Optical discs in general have experienced a decline in unit sales for the last several years with only the new Blu-ray format increasing in sales.

This overall decline in optical disks distribution is the result of fast and convenient on-line distribution. Many consumers with broad band internet access find obtaining content on-line much more convenient than purchasing physical media. This is due to the continual decrease in the costs of on-line bandwidth, improvements in content compression, the proliferation of mobile viewing devices with smaller screens (and thus lower resolution requirements) as well as increased levels of cloud storage to support download and streaming markets.


Euro Multivision Limited aims to address risks, opportunities and threats posed by the business environment by developing appropriate risk mitigation measures.
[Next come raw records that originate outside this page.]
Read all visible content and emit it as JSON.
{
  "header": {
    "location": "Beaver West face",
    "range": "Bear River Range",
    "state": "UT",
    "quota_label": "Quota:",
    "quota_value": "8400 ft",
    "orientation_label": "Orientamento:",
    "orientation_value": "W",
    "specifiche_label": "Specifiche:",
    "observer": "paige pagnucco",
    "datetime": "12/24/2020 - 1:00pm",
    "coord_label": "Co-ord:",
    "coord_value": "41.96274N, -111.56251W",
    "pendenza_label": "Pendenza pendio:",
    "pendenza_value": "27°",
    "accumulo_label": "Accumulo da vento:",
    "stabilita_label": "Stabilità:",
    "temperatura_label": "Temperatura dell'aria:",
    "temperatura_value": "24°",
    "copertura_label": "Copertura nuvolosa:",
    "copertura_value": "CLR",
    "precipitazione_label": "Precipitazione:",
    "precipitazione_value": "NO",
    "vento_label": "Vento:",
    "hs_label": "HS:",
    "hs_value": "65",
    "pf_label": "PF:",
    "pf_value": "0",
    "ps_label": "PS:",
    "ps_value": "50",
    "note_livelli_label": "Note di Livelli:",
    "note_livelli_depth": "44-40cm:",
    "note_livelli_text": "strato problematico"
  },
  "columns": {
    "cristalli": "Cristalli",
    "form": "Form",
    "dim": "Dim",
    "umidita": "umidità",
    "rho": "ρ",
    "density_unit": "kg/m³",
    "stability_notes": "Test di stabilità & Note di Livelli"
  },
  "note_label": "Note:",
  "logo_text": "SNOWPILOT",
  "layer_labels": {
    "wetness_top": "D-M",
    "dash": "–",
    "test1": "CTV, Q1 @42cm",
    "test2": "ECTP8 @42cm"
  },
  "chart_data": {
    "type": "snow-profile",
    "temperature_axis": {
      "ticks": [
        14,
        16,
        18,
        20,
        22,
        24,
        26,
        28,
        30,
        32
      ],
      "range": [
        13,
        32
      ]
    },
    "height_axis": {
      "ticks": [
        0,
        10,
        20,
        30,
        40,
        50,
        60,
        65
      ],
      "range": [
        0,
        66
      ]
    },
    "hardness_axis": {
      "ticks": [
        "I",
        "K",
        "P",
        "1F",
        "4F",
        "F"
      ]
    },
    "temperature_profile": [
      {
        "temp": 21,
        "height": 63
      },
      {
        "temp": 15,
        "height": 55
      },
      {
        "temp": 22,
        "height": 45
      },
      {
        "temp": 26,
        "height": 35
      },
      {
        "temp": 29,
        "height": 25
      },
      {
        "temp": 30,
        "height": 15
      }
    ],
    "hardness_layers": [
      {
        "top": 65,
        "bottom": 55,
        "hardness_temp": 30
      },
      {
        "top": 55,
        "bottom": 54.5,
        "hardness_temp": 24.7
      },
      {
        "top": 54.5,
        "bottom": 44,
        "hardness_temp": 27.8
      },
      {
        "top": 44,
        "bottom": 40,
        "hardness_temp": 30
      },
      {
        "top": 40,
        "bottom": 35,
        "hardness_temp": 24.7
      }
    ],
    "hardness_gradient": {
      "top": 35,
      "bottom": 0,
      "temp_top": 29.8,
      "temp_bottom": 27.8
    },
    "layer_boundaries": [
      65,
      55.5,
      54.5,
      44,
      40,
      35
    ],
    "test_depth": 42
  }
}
Our responses to these elements are discussed in the following section:

a) Technology Risks

We are in technological businesses whether it is manufacturing of Solar PV cells or Optical Discs, where a key challenge is to ensure that the manufacturing facilities are equipped with technologies that can produce value added products, which are competitive in the market.

b) Forex Risks

Through its nature of business, the company operates in several currencies. Volatility in currency markets can adversely affect the outcome of commercial transactions and cause uncertainties. We have foreign exchange policies in place to protect the margins against rapid and significant foreign exchange movements.

c) Risks pertaining to legal actions by the Banks

The banks have taken action under the provisions of SARFAESI Act, which had been contested by the company in BIFR and also in Debt Recovery Tribunal. The matter is subjudice as yet.

d) Threats

• Substantial decline in price of Solar Photovoltaic Cells and erosion in demand.

• Non-utilization of our available manufacturing capacity.

• Reduction in, or elimination of, subsidies and economic incentives for on-grid solar energy applications.

• The solar industry is dominated by European countries and any downturn in these markets cause impact on the industry growth.

• The solar market is growing and competition is resulting decline in market share and margins.

• 60% raw material cost is silicon wafer and its manufacturing is dominated by large / limited players.

• Continued dumping of PV Cells at cheap prices, however, Domestic Content may void the impact of dumping

• Technological Advancement and Improvement in Cell Efficiency has huge impact product marketability.

• New Optical Storage media options and their affordability is a huge threat for CDR and DVD R products.